Easy Guitar Fretboard Reading Tricks — 11 Comments

  1. whaoo dis is great i have gotten some things from your article but i don’t know how to read the musical note can u help in that also.

  2. Thanks for the awesome tutorial! Very informative and fun. I was overwhelmed a few months ago when i first took stock of all the notes on the fretboard. After reading this article it has given me a much easier path to follow in learning all the notes on the neck. Thanks!
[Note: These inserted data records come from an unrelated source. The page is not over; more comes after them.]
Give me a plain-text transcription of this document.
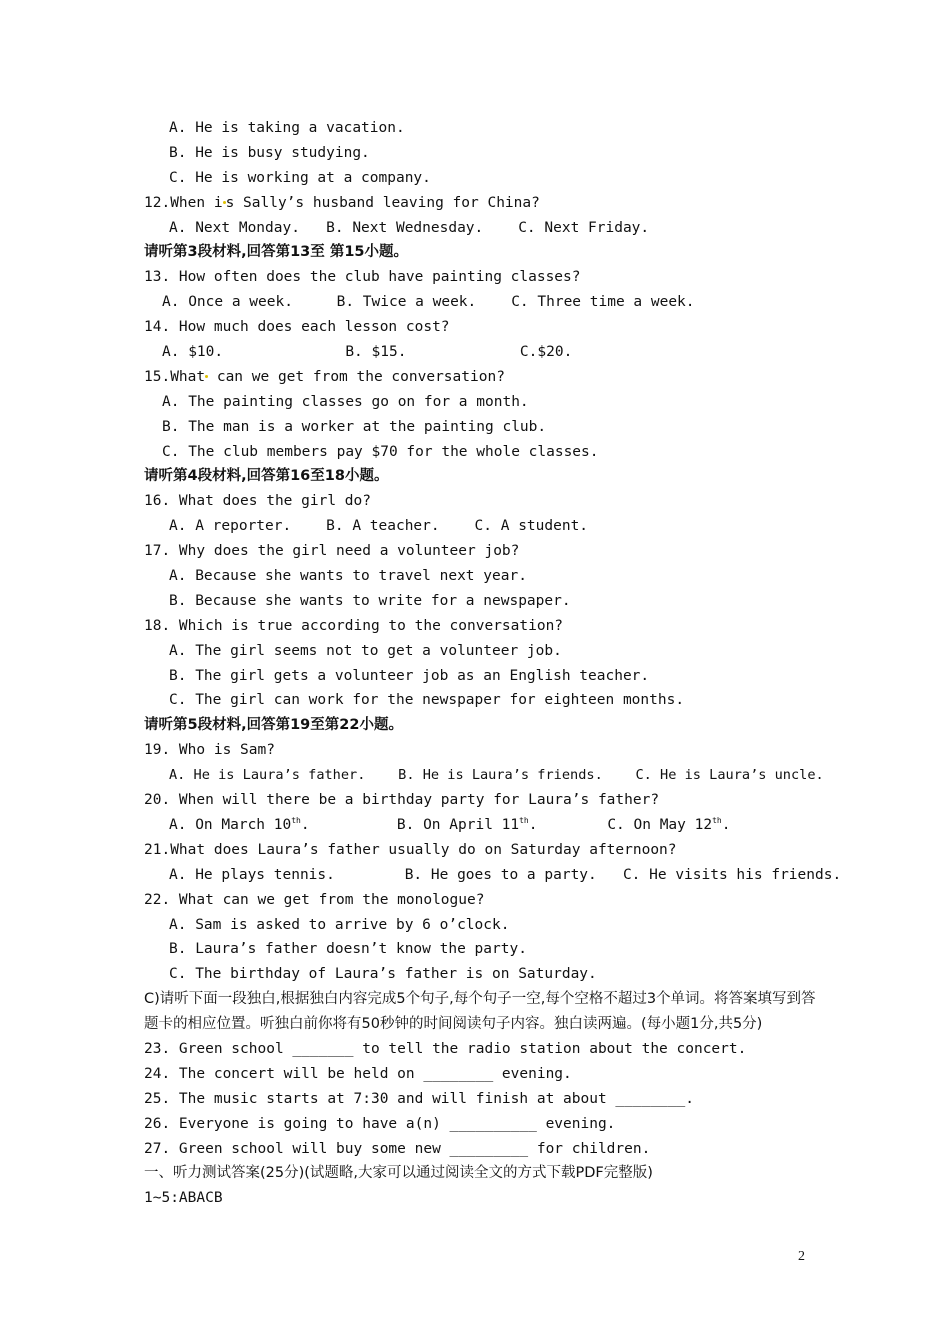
A. He is taking a vacation.
B. He is busy studying.
C. He is working at a company.
12.When i s Sally’s husband leaving for China?
A. Next Monday.   B. Next Wednesday.    C. Next Friday.
请听第3段材料,回答第13至 第15小题。
13. How often does the club have painting classes?
A. Once a week.     B. Twice a week.    C. Three time a week.
14. How much does each lesson cost?
A. $10.              B. $15.             C.$20.
15.What can we get from the conversation?
A. The painting classes go on for a month.
B. The man is a worker at the painting club.
C. The club members pay $70 for the whole classes.
请听第4段材料,回答第16至18小题。
16. What does the girl do?
A. A reporter.    B. A teacher.    C. A student.
17. Why does the girl need a volunteer job?
A. Because she wants to travel next year.
B. Because she wants to write for a newspaper.
18. Which is true according to the conversation?
A. The girl seems not to get a volunteer job.
B. The girl gets a volunteer job as an English teacher.
C. The girl can work for the newspaper for eighteen months.
请听第5段材料,回答第19至第22小题。
19. Who is Sam?
A. He is Laura’s father.    B. He is Laura’s friends.    C. He is Laura’s uncle.
20. When will there be a birthday party for Laura’s father?
A. On March 10th.          B. On April 11th.        C. On May 12th.
21.What does Laura’s father usually do on Saturday afternoon?
A. He plays tennis.        B. He goes to a party.   C. He visits his friends.
22. What can we get from the monologue?
A. Sam is asked to arrive by 6 o’clock.
B. Laura’s father doesn’t know the party.
C. The birthday of Laura’s father is on Saturday.
C)请听下面一段独白,根据独白内容完成5个句子,每个句子一空,每个空格不超过3个单词。将答案填写到答题卡的相应位置。听独白前你将有50秒钟的时间阅读句子内容。独白读两遍。(每小题1分,共5分)
23. Green school _______ to tell the radio station about the concert.
24. The concert will be held on ________ evening.
25. The music starts at 7:30 and will finish at about ________.
26. Everyone is going to have a(n) __________ evening.
27. Green school will buy some new _________ for children.
一、听力测试答案(25分)(试题略,大家可以通过阅读全文的方式下载PDF完整版)
1~5:ABACB
2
    • Thanks Chris… I’m glad it was helpful for you. Let me know about any other guitar problems you’re having and I’ll try and write about those too. 🙂

  3. Hey Phil,
    Thanks for the tutorial, I have checked out a few others online some good some with a bunch of holes in them that they assume you know even though they are called beginner lessons. Yours is the best and most thorough so far… thanks again I look forward to learning more, music and guitar theory and how to create and recoginize chord progressions…
    Hank

    • Thanks Hank! I’m glad you found it useful. Since I don’t always know who will be reading, I try not assume anything. Or at least gives some resources where those other things can be learned too. 🙂

  4. This is a really neat and useful guide, thanks! The only thing I noticed is that on the A string example, there seems to be a mistake as you write that B is on the first fret.